NIH Funds Neglected Tropical Disease Research

The National Institutes of Health Exploratory/Developmental Research Grant Program (R21) funding mechanism is intended to encourage high risk but potentially high impact research. Prof. Karen Allen and her collaborator at the University of New Mexico, Prof. Deborah Dunaway-Mariano, have received a two-year R21 award to understand the structure and function of trehalose-6-phosphate phosphatase (T6PP), an enzyme identified in screens of C. elegans as a potential therapeutic target for infectious diseases caused by parasitic nematodes: lymphatic filariasis.

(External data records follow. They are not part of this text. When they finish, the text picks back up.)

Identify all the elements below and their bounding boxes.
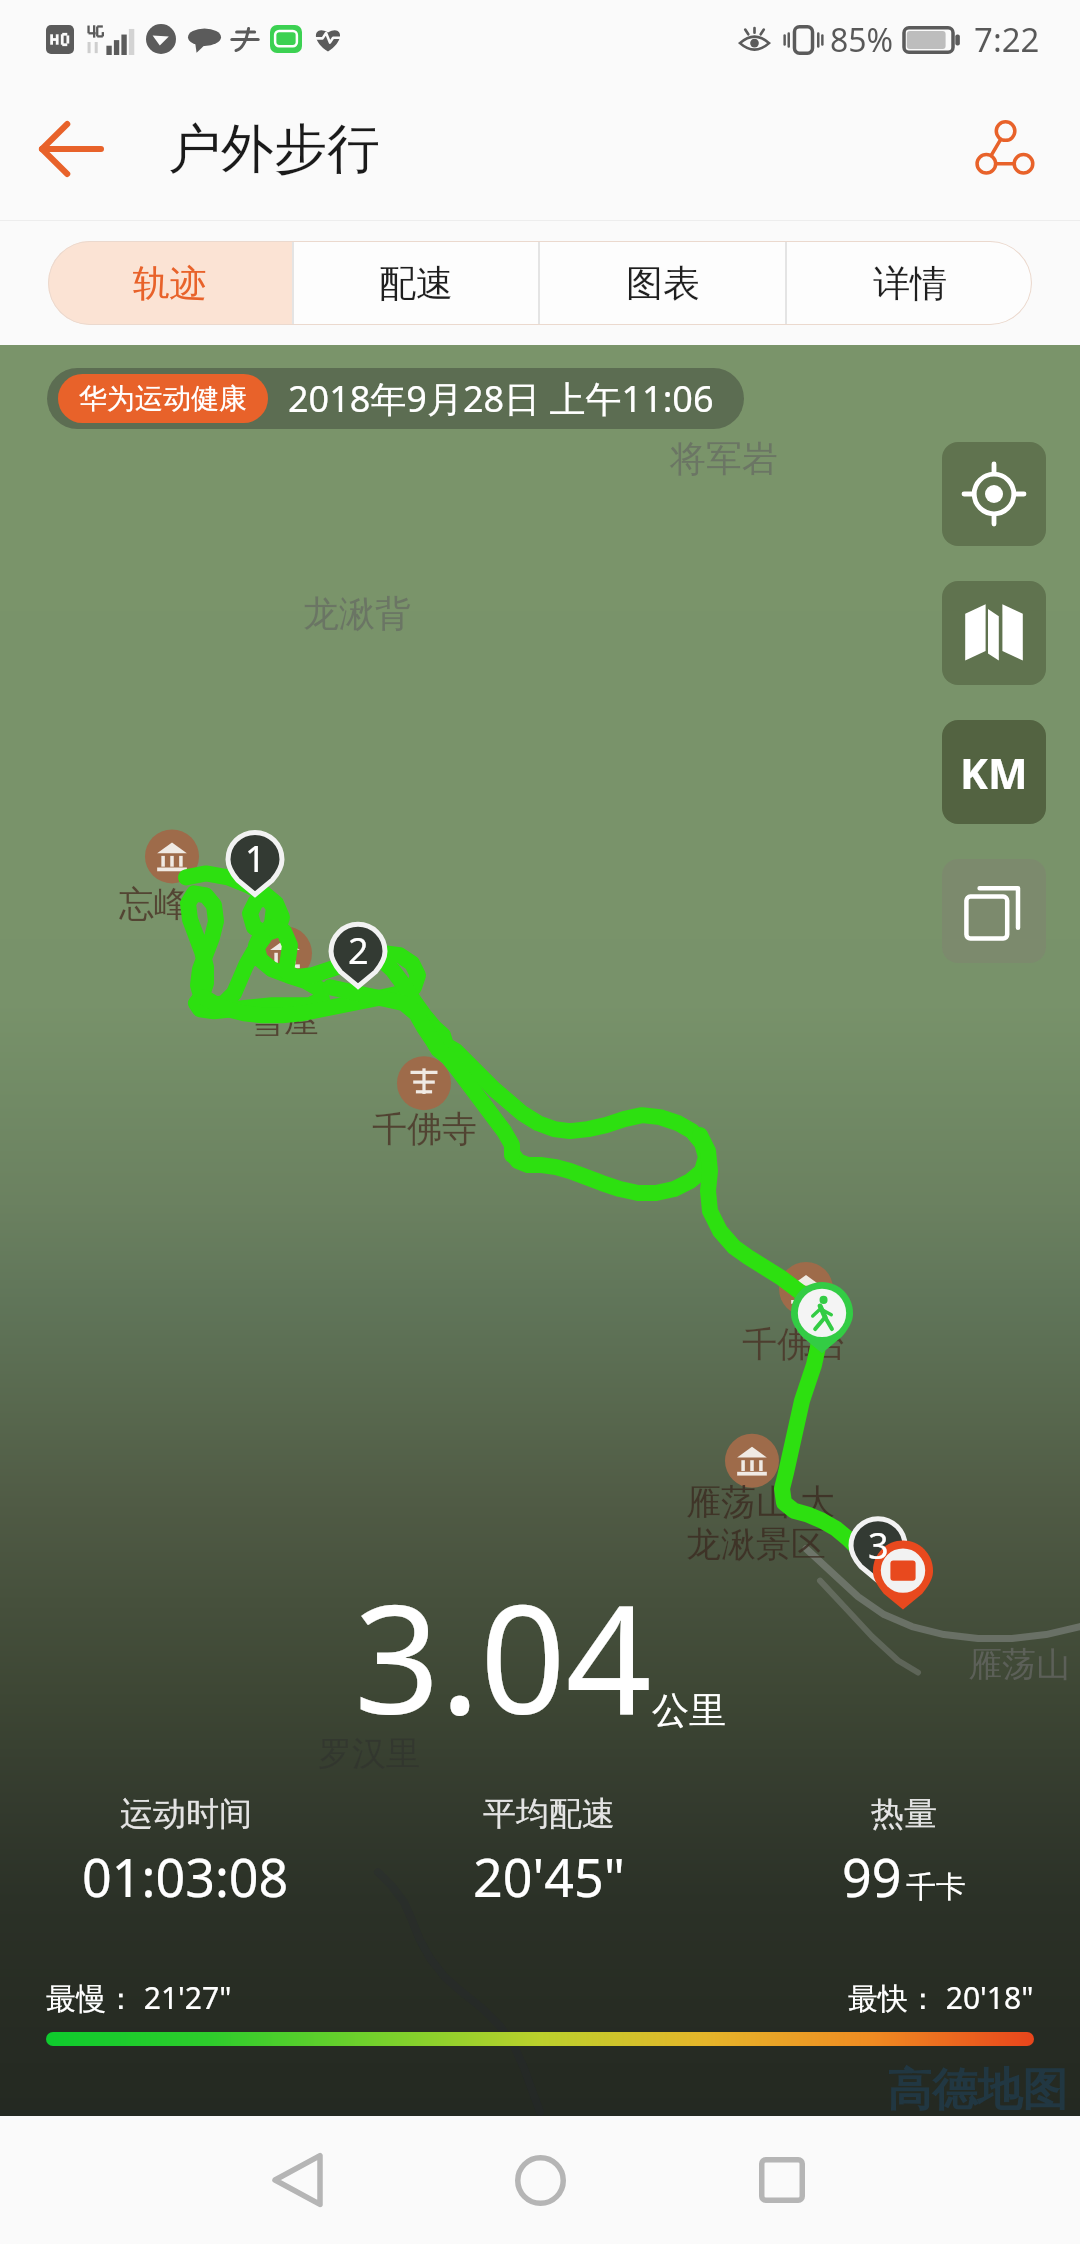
staticText: 20'45": [473, 1841, 625, 1912]
button[interactable]: 详情: [787, 241, 1032, 325]
staticText: 3.04: [354, 1554, 652, 1758]
staticText: 热量: [871, 1793, 937, 1835]
button[interactable]: Locate: [942, 442, 1046, 546]
staticText: 户外步行: [168, 116, 380, 183]
staticText: 最慢： 21'27": [46, 1977, 232, 2018]
staticText: 华为运动健康: [79, 381, 247, 416]
staticText: 2: [348, 926, 369, 968]
button[interactable]: Map type: [942, 581, 1046, 685]
staticText: 99: [842, 1841, 902, 1912]
staticText: 1: [245, 834, 266, 876]
staticText: 图表: [626, 260, 700, 307]
staticText: 85%: [830, 18, 894, 62]
button[interactable]: Back: [26, 104, 116, 194]
staticText: 公里: [652, 1687, 726, 1734]
staticText: 7:22: [974, 17, 1040, 62]
staticText: 平均配速: [483, 1793, 615, 1835]
staticText: 罗汉里: [318, 1732, 420, 1775]
button[interactable]: Share: [960, 106, 1046, 192]
button[interactable]: Layers: [942, 859, 1046, 963]
staticText: 雪屋: [249, 998, 319, 1042]
button[interactable]: Back: [243, 2125, 353, 2235]
button[interactable]: Recents: [727, 2125, 837, 2235]
button[interactable]: Units: [942, 720, 1046, 824]
button[interactable]: Home: [485, 2125, 595, 2235]
staticText: 千佛寺: [372, 1107, 477, 1151]
staticText: 雁荡山 大: [686, 1477, 836, 1525]
staticText: 忘峰: [119, 882, 189, 926]
staticText: 01:03:08: [82, 1841, 289, 1912]
staticText: 高德地图: [887, 2062, 1067, 2119]
button[interactable]: 轨迹: [48, 241, 292, 325]
staticText: 最快： 20'18": [848, 1977, 1034, 2018]
button[interactable]: 配速: [294, 241, 538, 325]
staticText: KM: [960, 744, 1028, 801]
staticText: 配速: [379, 260, 453, 307]
staticText: 将军岩: [670, 436, 778, 481]
staticText: 雁荡山: [968, 1643, 1070, 1686]
staticText: 轨迹: [133, 260, 207, 307]
staticText: 龙湫背: [303, 591, 411, 636]
staticText: 详情: [873, 260, 947, 307]
staticText: 千佛台: [742, 1322, 847, 1366]
staticText: 3: [868, 1521, 889, 1563]
staticText: 龙湫景区: [686, 1522, 826, 1566]
staticText: 千卡: [906, 1868, 966, 1906]
button[interactable]: 图表: [540, 241, 785, 325]
staticText: 2018年9月28日 上午11:06: [288, 374, 714, 423]
staticText: 运动时间: [120, 1793, 252, 1835]
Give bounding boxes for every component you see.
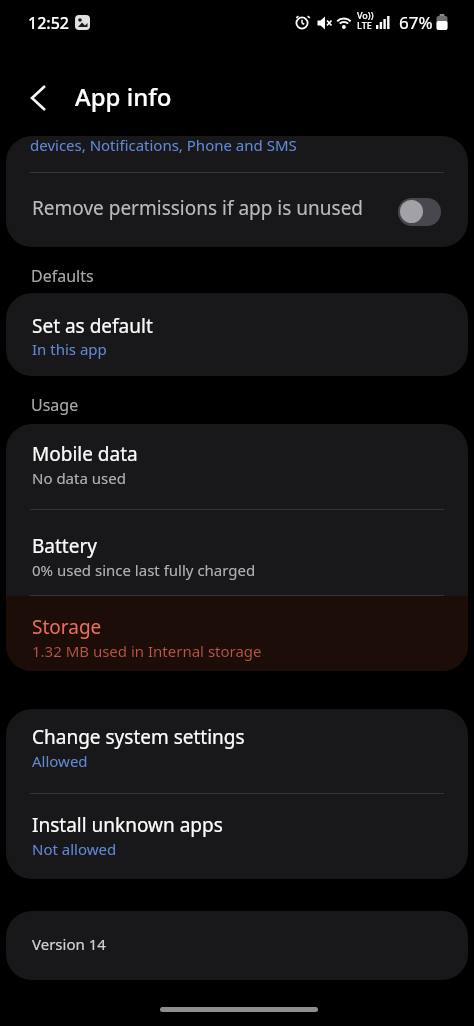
staticText: 67% — [399, 11, 433, 34]
staticText: Battery — [32, 533, 97, 559]
staticText: Mobile data — [32, 441, 138, 467]
button[interactable]: Set as default — [6, 293, 468, 376]
staticText: No data used — [32, 468, 126, 488]
staticText: Storage — [32, 614, 102, 640]
staticText: Version 14 — [32, 934, 106, 954]
staticText: Allowed — [32, 751, 88, 771]
staticText: devices, Notifications, Phone and SMS — [30, 135, 297, 155]
button[interactable]: Battery — [6, 510, 468, 595]
button[interactable]: Change system settings — [6, 709, 468, 793]
staticText: App info — [75, 80, 172, 113]
staticText: LTE — [357, 19, 372, 31]
button[interactable]: Storage — [6, 596, 468, 671]
button[interactable]: Version 14 — [6, 911, 468, 980]
staticText: Remove permissions if app is unused — [32, 195, 364, 221]
button[interactable] — [18, 78, 62, 118]
staticText: Set as default — [32, 313, 153, 339]
staticText: 0% used since last fully charged — [32, 560, 256, 580]
button[interactable]: Install unknown apps — [6, 794, 468, 879]
staticText: 1.32 MB used in Internal storage — [32, 641, 262, 661]
staticText: Change system settings — [32, 724, 245, 750]
staticText: Usage — [31, 394, 79, 416]
staticText: In this app — [32, 339, 107, 359]
button[interactable]: Mobile data — [6, 424, 468, 509]
staticText: Defaults — [31, 265, 94, 287]
staticText: 12:52 — [28, 12, 69, 34]
staticText: Install unknown apps — [32, 812, 223, 838]
staticText: Vo)) — [357, 9, 374, 21]
button[interactable]: Remove permissions if app is unused — [6, 173, 468, 247]
staticText: Not allowed — [32, 839, 117, 859]
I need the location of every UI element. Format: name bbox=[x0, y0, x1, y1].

Lymphatic filariasis, commonly known as elephantiasis, is a mosquito-transmitted disease. Disfiguring and debilitating, it is endemic to 81 countries and affects 120 million people. A “neglected tropical disease,” there are currently very few medicines available to treat these infections and resistance to current approaches is emerging. This work will develop a greater understanding of T6PP structure and function, with an eye toward drug development. Profs. Allen and Dunaway-Mariano and their groups aim to capture multiple conformational states of the enzyme to develop a highly detailed analysis of the enzyme’s chemistry and possible regions to target by small molecule inhibitors. Furthermore, they will design and test inhibitors of the T6PP. The work is very likely to yield valuable information regarding the function and inhibition of an enzyme family that is currently under-examined as a therapeutic target.